Stephanie Allynne's portrayal of Kate is funny, charming, witty, understated, strong, and overwhelmingly honest. I especially loved and related to her discovery of her queerness. Everyone has always assumed Kate was straight, and before she met Tig, so did she. In one scene, while Tig is out on a date with another woman, Kate curls up in bed to watch "The L Word" with a glass of wine and an open excited mind.
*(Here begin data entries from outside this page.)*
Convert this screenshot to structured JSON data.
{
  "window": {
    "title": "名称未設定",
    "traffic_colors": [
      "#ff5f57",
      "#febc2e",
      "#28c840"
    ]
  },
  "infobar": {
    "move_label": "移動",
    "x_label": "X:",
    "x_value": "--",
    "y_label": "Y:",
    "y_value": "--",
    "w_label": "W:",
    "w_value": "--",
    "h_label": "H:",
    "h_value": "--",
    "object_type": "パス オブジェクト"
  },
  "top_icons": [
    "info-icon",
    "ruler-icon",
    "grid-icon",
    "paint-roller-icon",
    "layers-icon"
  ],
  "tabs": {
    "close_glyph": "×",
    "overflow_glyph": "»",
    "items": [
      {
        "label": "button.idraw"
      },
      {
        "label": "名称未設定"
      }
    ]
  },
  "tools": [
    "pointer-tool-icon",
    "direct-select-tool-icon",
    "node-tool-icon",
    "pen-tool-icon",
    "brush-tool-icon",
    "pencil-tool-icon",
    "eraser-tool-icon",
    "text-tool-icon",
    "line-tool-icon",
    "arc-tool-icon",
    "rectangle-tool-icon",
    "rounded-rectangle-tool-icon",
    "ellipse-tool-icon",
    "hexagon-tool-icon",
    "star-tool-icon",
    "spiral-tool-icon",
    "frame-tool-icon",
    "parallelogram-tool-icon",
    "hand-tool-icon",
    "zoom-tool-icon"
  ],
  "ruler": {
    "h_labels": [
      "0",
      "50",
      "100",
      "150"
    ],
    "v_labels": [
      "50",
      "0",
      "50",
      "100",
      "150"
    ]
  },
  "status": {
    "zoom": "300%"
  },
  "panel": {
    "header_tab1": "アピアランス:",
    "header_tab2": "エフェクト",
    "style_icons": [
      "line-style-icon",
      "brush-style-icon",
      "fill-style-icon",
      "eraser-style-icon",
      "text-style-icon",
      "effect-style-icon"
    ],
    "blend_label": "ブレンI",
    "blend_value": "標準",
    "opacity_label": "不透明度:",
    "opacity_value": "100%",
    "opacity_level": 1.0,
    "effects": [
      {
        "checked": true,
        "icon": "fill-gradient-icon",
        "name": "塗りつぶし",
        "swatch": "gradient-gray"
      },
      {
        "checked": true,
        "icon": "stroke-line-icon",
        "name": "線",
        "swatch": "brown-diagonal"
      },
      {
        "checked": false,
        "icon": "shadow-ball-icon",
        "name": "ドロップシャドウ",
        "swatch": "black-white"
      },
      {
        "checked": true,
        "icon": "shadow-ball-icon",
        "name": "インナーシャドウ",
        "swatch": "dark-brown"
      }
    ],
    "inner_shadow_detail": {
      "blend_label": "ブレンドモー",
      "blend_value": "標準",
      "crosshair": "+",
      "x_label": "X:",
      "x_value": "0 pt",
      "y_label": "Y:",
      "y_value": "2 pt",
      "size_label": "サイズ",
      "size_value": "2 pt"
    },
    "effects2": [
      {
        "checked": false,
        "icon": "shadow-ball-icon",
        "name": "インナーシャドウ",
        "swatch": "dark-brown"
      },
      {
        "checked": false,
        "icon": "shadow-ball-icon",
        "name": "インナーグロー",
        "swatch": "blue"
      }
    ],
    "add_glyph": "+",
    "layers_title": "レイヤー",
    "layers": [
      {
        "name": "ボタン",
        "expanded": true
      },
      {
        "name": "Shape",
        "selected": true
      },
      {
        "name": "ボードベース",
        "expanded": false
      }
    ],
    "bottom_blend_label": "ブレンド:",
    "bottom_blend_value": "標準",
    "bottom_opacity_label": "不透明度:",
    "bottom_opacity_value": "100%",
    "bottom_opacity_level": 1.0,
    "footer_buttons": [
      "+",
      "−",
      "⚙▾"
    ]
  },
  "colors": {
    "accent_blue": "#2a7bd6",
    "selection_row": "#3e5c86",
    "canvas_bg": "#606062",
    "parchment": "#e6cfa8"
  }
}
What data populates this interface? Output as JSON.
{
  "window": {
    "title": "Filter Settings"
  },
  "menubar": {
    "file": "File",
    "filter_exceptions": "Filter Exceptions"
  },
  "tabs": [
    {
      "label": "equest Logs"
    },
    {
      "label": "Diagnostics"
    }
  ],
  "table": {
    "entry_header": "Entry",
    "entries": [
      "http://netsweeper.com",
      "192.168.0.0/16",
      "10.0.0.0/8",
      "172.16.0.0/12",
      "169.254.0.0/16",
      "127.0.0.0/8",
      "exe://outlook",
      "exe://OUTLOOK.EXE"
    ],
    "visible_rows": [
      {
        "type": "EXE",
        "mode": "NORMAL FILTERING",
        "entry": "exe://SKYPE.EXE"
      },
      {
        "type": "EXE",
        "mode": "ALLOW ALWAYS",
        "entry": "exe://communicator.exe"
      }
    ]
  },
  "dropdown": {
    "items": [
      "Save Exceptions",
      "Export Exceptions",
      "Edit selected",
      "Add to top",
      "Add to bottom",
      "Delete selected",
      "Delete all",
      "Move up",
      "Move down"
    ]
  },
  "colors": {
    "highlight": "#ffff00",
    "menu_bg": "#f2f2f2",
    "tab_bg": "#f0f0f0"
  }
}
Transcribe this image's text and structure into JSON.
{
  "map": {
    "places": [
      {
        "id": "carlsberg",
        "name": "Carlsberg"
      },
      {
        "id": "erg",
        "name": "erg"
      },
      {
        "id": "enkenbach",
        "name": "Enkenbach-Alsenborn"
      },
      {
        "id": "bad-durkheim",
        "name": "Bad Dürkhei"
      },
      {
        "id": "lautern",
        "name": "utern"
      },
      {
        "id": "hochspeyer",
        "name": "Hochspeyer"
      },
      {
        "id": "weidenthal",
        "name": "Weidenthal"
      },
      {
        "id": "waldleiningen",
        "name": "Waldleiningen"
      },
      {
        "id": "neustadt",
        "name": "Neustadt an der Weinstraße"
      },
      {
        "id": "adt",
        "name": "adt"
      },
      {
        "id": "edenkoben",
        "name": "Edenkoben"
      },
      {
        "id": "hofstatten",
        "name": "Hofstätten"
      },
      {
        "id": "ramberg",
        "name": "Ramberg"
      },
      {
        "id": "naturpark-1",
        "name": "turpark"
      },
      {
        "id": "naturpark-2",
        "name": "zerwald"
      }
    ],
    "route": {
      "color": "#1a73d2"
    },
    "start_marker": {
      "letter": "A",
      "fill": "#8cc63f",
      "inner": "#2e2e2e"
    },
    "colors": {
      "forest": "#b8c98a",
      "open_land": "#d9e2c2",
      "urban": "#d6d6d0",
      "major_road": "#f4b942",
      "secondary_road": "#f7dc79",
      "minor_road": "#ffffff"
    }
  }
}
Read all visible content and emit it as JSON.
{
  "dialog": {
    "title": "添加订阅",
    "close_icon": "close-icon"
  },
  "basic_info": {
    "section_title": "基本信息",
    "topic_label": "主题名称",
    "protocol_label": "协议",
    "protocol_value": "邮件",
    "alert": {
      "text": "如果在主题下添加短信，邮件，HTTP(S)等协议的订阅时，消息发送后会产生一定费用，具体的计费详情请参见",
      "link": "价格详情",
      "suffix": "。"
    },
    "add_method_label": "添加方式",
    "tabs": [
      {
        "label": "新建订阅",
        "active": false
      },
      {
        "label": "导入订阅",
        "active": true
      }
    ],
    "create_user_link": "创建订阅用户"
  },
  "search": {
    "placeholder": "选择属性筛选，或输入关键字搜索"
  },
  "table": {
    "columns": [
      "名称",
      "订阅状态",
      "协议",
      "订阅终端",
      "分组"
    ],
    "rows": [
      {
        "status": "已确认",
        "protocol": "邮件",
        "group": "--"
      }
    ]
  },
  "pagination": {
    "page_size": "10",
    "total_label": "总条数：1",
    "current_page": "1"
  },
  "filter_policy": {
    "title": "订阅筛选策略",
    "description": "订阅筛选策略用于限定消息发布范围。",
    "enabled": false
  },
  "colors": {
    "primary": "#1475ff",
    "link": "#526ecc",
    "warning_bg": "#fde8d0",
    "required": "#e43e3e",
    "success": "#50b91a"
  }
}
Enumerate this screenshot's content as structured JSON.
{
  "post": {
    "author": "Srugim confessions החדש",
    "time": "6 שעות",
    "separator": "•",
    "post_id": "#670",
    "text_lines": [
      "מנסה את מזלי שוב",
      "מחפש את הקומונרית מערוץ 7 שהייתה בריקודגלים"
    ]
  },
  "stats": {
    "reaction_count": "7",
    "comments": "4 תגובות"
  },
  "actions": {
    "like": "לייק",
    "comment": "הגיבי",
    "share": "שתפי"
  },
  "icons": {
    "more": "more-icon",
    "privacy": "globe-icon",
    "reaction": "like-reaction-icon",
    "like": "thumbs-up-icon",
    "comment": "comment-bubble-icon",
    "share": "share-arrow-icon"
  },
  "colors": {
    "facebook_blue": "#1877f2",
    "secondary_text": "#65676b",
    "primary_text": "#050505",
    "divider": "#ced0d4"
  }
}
While season one of "One Mississippi" focused heavily on Tig's mom, season two allows itself to overflow into her local community and family life. Set in a post-Trump America, Tig deals with homophobia and ignorance from friends, colleagues, neighbors, and sponsors of her TV show. Additionally, her stepfather Bill (John Rothman) seeks to educate himself about his white privilege and the south's history of racism and how to be a better ally.

Season 2 of the show

The final two episodes of "One Mississippi" deal with assault and molestation in a vulnerable, honest, and painful way. The show addresses the horrific behavior of Louis CK in a bold way. Tig endeavors to empower women to be strong, to stand up to their abusers, and to assert their right to safety. Additionally she explores the impact of assault on the family members of the survivor. I thought the episodes handled this issue in a powerful, honest, and careful manner.

Season Two of "One Mississippi" is hilarious, heart wrenching, sweet, dark, insightful and empowering. Both seasons are available to watch now on Amazon Prime.